When both architectures are compared, we found that the deepest network does not achieve the best result, the opposite of what is expected. This same situation can be found on a similar work [15], in which a deeper architecture does not result in the best response. Very deep networks bring instability to the training when using the gradient descent method to optimizing weights [13] and this may explain the performance of the deepest architecture. To overcome this problem, some authors segment the networks and perform the training in parts. That is, the weights are initialized from scratch only in the first stage of training [13].

Table 1. Comparison of the QRS detection with other published algorithms on the MIT-BIH arrhythmia database.

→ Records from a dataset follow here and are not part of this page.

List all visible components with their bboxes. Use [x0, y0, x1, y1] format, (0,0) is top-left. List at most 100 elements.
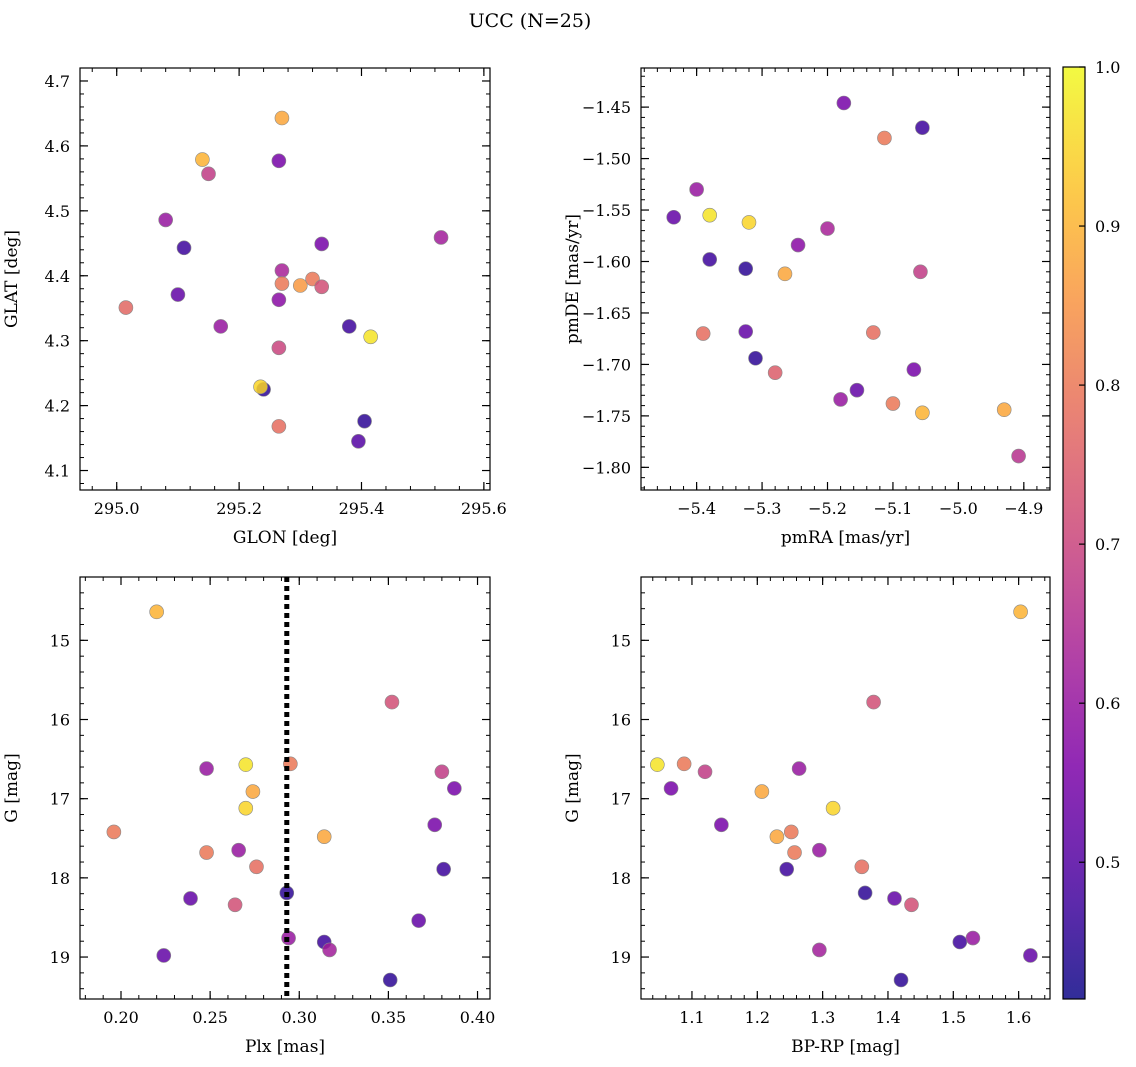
data-point: [149, 604, 164, 620]
data-point: [199, 845, 214, 860]
y-tick-label: −1.60: [582, 253, 631, 272]
data-point: [199, 761, 214, 776]
data-point: [176, 240, 192, 256]
x-tick-label: −5.3: [743, 499, 782, 518]
data-point: [249, 859, 264, 875]
data-point: [820, 221, 835, 236]
data-point: [411, 913, 426, 928]
data-point: [274, 263, 290, 278]
data-point: [791, 761, 807, 776]
x-tick-label: −5.1: [874, 499, 913, 518]
data-point: [767, 365, 783, 380]
scatter-points: [106, 604, 462, 988]
data-point: [787, 845, 802, 860]
scatter-points: [666, 95, 1026, 464]
colorbar-tick-label: 0.8: [1095, 376, 1120, 395]
data-point: [812, 842, 827, 858]
y-tick-label: 15: [611, 631, 631, 650]
data-point: [271, 292, 287, 308]
x-axis-label: Plx [mas]: [245, 1037, 325, 1057]
data-point: [650, 757, 665, 772]
data-point: [714, 817, 729, 833]
data-point: [292, 278, 308, 293]
data-point: [825, 800, 841, 816]
data-point: [836, 95, 852, 111]
data-point: [351, 434, 366, 449]
x-tick-label: 1.3: [810, 1008, 835, 1027]
data-point: [271, 340, 287, 356]
data-point: [245, 784, 261, 799]
y-tick-label: 4.1: [45, 462, 70, 481]
y-tick-label: −1.65: [582, 304, 631, 323]
data-point: [887, 891, 902, 906]
minor-ticks: [641, 68, 1050, 490]
data-point: [663, 781, 679, 796]
x-tick-label: −5.0: [939, 499, 978, 518]
data-point: [857, 885, 873, 901]
scatter-points: [118, 110, 449, 449]
data-point: [1011, 448, 1026, 464]
data-point: [195, 152, 210, 167]
data-point: [158, 212, 173, 228]
y-axis-label: pmDE [mas/yr]: [563, 214, 583, 344]
panel-parallax: 0.20 0.25 0.30 0.35 0.40 15 16 17 18 19 Plx [mas] G…: [2, 576, 495, 1057]
y-tick-label: 4.4: [45, 267, 70, 286]
y-tick-label: 4.7: [45, 72, 70, 91]
data-point: [738, 324, 754, 339]
colorbar-gradient: [1062, 66, 1086, 1000]
data-point: [748, 350, 763, 366]
data-point: [314, 236, 330, 252]
data-point: [769, 829, 785, 844]
y-tick-label: −1.80: [582, 458, 631, 477]
minor-ticks: [641, 576, 1050, 999]
x-tick-label: 295.6: [461, 499, 507, 518]
y-tick-label: −1.70: [582, 355, 631, 374]
y-tick-label: 15: [50, 631, 70, 650]
data-point: [754, 784, 770, 799]
x-tick-label: 1.1: [679, 1008, 704, 1027]
data-point: [866, 325, 881, 340]
data-point: [913, 264, 928, 280]
x-tick-label: 295.2: [216, 499, 262, 518]
y-tick-label: 17: [611, 790, 631, 809]
data-point: [213, 319, 229, 334]
data-point: [952, 934, 968, 950]
data-point: [877, 130, 892, 146]
data-point: [274, 276, 290, 291]
data-point: [695, 326, 711, 341]
data-point: [777, 266, 793, 282]
x-tick-label: 0.25: [192, 1008, 228, 1027]
data-point: [314, 279, 330, 295]
data-point: [904, 897, 919, 913]
data-point: [906, 362, 922, 377]
data-point: [363, 329, 378, 345]
data-point: [434, 764, 450, 780]
data-point: [738, 261, 754, 277]
y-tick-label: 19: [50, 948, 70, 967]
data-point: [341, 319, 357, 334]
x-tick-label: 1.5: [941, 1008, 966, 1027]
x-axis-label: BP-RP [mag]: [791, 1037, 900, 1057]
data-point: [1023, 948, 1038, 963]
y-tick-label: −1.55: [582, 201, 631, 220]
data-point: [436, 861, 451, 877]
data-point: [702, 207, 718, 223]
y-tick-label: 16: [611, 711, 631, 730]
y-axis-label: GLAT [deg]: [2, 230, 22, 328]
x-axis-label: GLON [deg]: [233, 528, 337, 548]
data-point: [227, 897, 243, 913]
axes-frame: [640, 67, 1051, 491]
data-point: [447, 781, 462, 796]
figure-title: UCC (N=25): [469, 10, 592, 32]
data-point: [238, 800, 254, 816]
data-point: [253, 379, 268, 395]
colorbar: 0.5 0.6 0.7 0.8 0.9 1.0: [1062, 58, 1120, 1000]
data-point: [274, 110, 290, 126]
scatter-points: [650, 604, 1038, 988]
x-tick-label: −5.4: [677, 499, 716, 518]
y-tick-label: 4.6: [45, 137, 70, 156]
data-point: [854, 859, 870, 875]
data-point: [231, 842, 246, 858]
x-tick-label: 295.0: [94, 499, 140, 518]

The data evaluation is created from a continuous set of 800 heartbeats for each record. A window of 300 samples is shifted by 20 samples (56 ms) and the generated signal is presented to the CNN model. With this approach, 96000 true events (QRS) and 160000 negative events (non-QRS) were generated. Results for best CNN model was 95376 True Positives (TP) and 624 False Negatives (FN), 2661 False Positives (FP) and 157339 True Negatives (TN). The total accuracy was 98.72%. Table 1 compares the proposed method with other works in the literature. To evaluate the performance, the sensitivity (Se), positive prediction (+P) were used, and are given by following equations, respectively: \(Se(\%)={TP}/{(TP+FN)}, \text{ and } +P(\%)={TP}/{(TP+FP)}.\)

These metrics (\(Se(\%)\) and \(+P(\%)\)) are widely used in the literature and are also the metrics recommended by AAMI [3], which means that these metrics are officially recommended for certification of algorithms/techniques embedded in medical equipment.

A practical application of the method can be seen in Fig. 4, where a 300 samples window of one MIT-BIH recording is shifted 10 to 10 ms, in a sliding window fashion. The red pulse indicates when a QRS complex is detected.

In this type of application, the occurrence of false positives is a major problem since the false positive often leads to heart rate miscalculation and thus causing unnecessary alarm for the medical staff. In real scenarios, physicians tend to lose confidence when they perceive excessive false positive events. The method proposed here, based on CNN, could be used in medical equipment, along with traditional methods that already embed those devices, to help reduce false positives.

5 Conclusions

In this paper, a QRS detection method in electrocardiogram based on convolutional network is presented. To the best of our knowledge, this is the first time that CNN is used for such aim. Experiments have shown that the proposed method is comparable to state-of-the-art methods in the literature (See Table 1) and could be a promising research path. It is worth noting that, although the results of the methods presented in Table 1 used the same database, the evaluation protocol is different, regarding the number of instances for training and testing.

Despite no pre-processing technique was considered in the present methodology, a filtering stage could impact on final results. This is a promising research direction to increase the accuracy of CNN-based QRS-detectors.

It is worthwhile noting that improvements can also be achieved by investigating other CNN architectures and other techniques for allowing training more deeper networks, such as the ones employed in [13]. For future works, CNN-based QRS detectors could be merged to traditional QRS-detector methods aiming to reduce the false positive rate and increase final accuracy.